There is evidence that PI3K protein is directly linked to the intracellular signaling of the angiotensin II (ANG II) pathways (via AT1 receptors) that act as a neuromodulator of autonomic outflow in spontaneous hypertensive rats (SHR). In the present study we evaluate the difference on the PI3K expression as well as its interaction with ANGII in the PVN, NTS and RVLM of SHR compared to WKY and wistar rats. Immunoblotting was performed to quantify the regulatory subunit p85 of the PI3K and phosphorilated PKB (active form) in the PVN, NTS and RVLM of SHR and normotensive rats. Moreover, we also evaluated the role of ANG II and its interaction with PI3K at the PVN level in regulating the lumbar sympathetic nerve activity (LSNA) by using an in situ arterially perfused preparation.
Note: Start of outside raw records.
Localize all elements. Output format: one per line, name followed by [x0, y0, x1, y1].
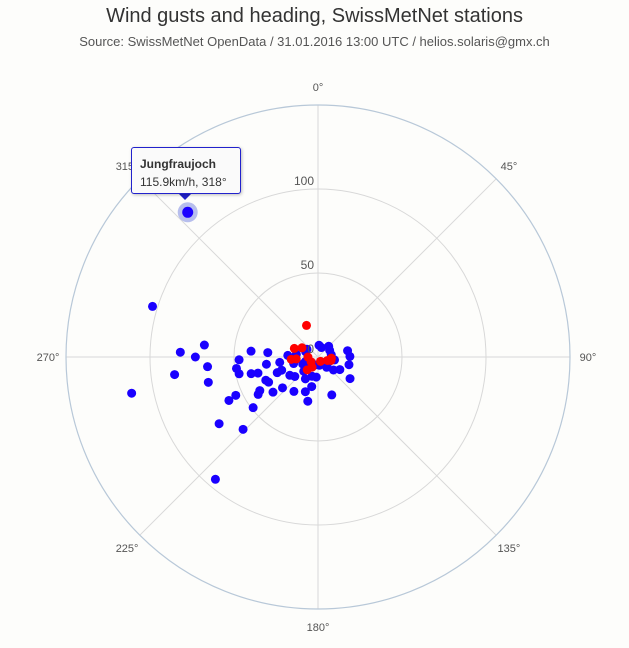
data-point: [289, 386, 299, 396]
data-point: [199, 340, 209, 350]
data-point: [224, 395, 234, 405]
data-point: [300, 387, 310, 397]
data-point: [303, 352, 313, 362]
chart-title: Wind gusts and heading, SwissMetNet stat…: [106, 5, 523, 27]
data-point: [203, 377, 213, 387]
angle-tick-label: 135°: [498, 543, 521, 555]
angular-gridline-225: [139, 356, 319, 536]
highlighted-point: [182, 206, 194, 218]
tooltip: Jungfraujoch 115.9km/h, 318°: [131, 147, 241, 194]
data-point: [326, 353, 336, 363]
data-point: [170, 370, 180, 380]
angular-gridline-135: [317, 356, 497, 536]
data-point: [277, 383, 287, 393]
tooltip-value: 115.9km/h, 318°: [140, 175, 227, 189]
tooltip-caret: [178, 193, 192, 200]
data-point: [234, 355, 244, 365]
angle-tick-label: 180°: [307, 622, 330, 634]
data-point: [316, 343, 326, 353]
data-point: [335, 365, 345, 375]
data-point: [277, 365, 287, 375]
data-point: [328, 365, 338, 375]
chart-subtitle: Source: SwissMetNet OpenData / 31.01.201…: [79, 34, 550, 49]
data-point: [311, 372, 321, 382]
data-point: [253, 389, 263, 399]
data-point: [248, 403, 258, 413]
data-point: [264, 377, 274, 387]
data-point: [246, 346, 256, 356]
data-point: [214, 419, 224, 429]
data-point: [345, 374, 355, 384]
data-point: [263, 348, 273, 358]
angle-tick-label: 270°: [37, 352, 60, 364]
data-point: [203, 362, 213, 372]
data-point: [190, 352, 200, 362]
outer-ring: [65, 104, 571, 610]
data-point: [231, 390, 241, 400]
data-point: [300, 374, 310, 384]
data-point: [238, 424, 248, 434]
angle-tick-label: 45°: [501, 161, 518, 173]
angle-tick-label: 0°: [313, 82, 324, 94]
data-point: [148, 301, 158, 311]
data-point: [291, 354, 301, 364]
data-point: [303, 396, 313, 406]
data-point: [261, 359, 271, 369]
angle-tick-label: 90°: [580, 352, 597, 364]
angular-gridline-45: [317, 178, 497, 358]
angular-gridline-315: [139, 178, 319, 358]
data-point: [234, 369, 244, 379]
data-point: [316, 356, 326, 366]
radial-tick-label: 50: [301, 258, 315, 272]
radial-tick-label: 0: [307, 342, 314, 356]
data-point: [275, 357, 285, 367]
data-point: [289, 343, 299, 353]
data-point: [322, 362, 332, 372]
data-point: [253, 368, 263, 378]
data-point: [345, 351, 355, 361]
data-point: [268, 387, 278, 397]
data-point: [297, 343, 307, 353]
data-point: [290, 371, 300, 381]
tooltip-station-name: Jungfraujoch: [140, 157, 217, 171]
data-point: [302, 320, 312, 330]
data-point: [307, 362, 317, 372]
radial-tick-label: 100: [294, 174, 314, 188]
angle-tick-label: 225°: [116, 543, 139, 555]
data-point: [175, 347, 185, 357]
data-point: [246, 369, 256, 379]
data-point: [210, 474, 220, 484]
data-point: [327, 390, 337, 400]
data-point: [127, 388, 137, 398]
points-layer: [127, 202, 355, 484]
data-point: [324, 341, 334, 351]
data-point: [307, 382, 317, 392]
data-point: [344, 360, 354, 370]
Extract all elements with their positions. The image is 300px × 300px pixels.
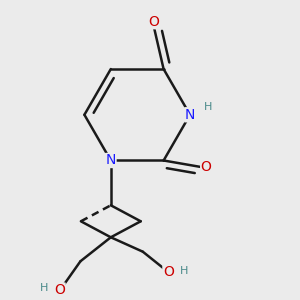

The expression of p85 subunit did not differ among all nuclei studied at any experimental group, but the phosphorilated PKB was significantly more expressed in the PVN of SHR (1.5x) when compared to wistar and WKY. ANG II (10 μM) microinjected into the PVN elicited an increase in LSNA (18%), which was attenuated at 5 min after LY294002 (50 μM) microinjected into the same site (2%), with recovering 20 min later (17%). If there is any interaction between ANG II and PI3K pathway related to hypertensive stage it seems that PVN is the pivotal autonomic nucleus involved in the sympathoexcitation of this pathology. Research Support: FAPESP, CAPES and CNPQ.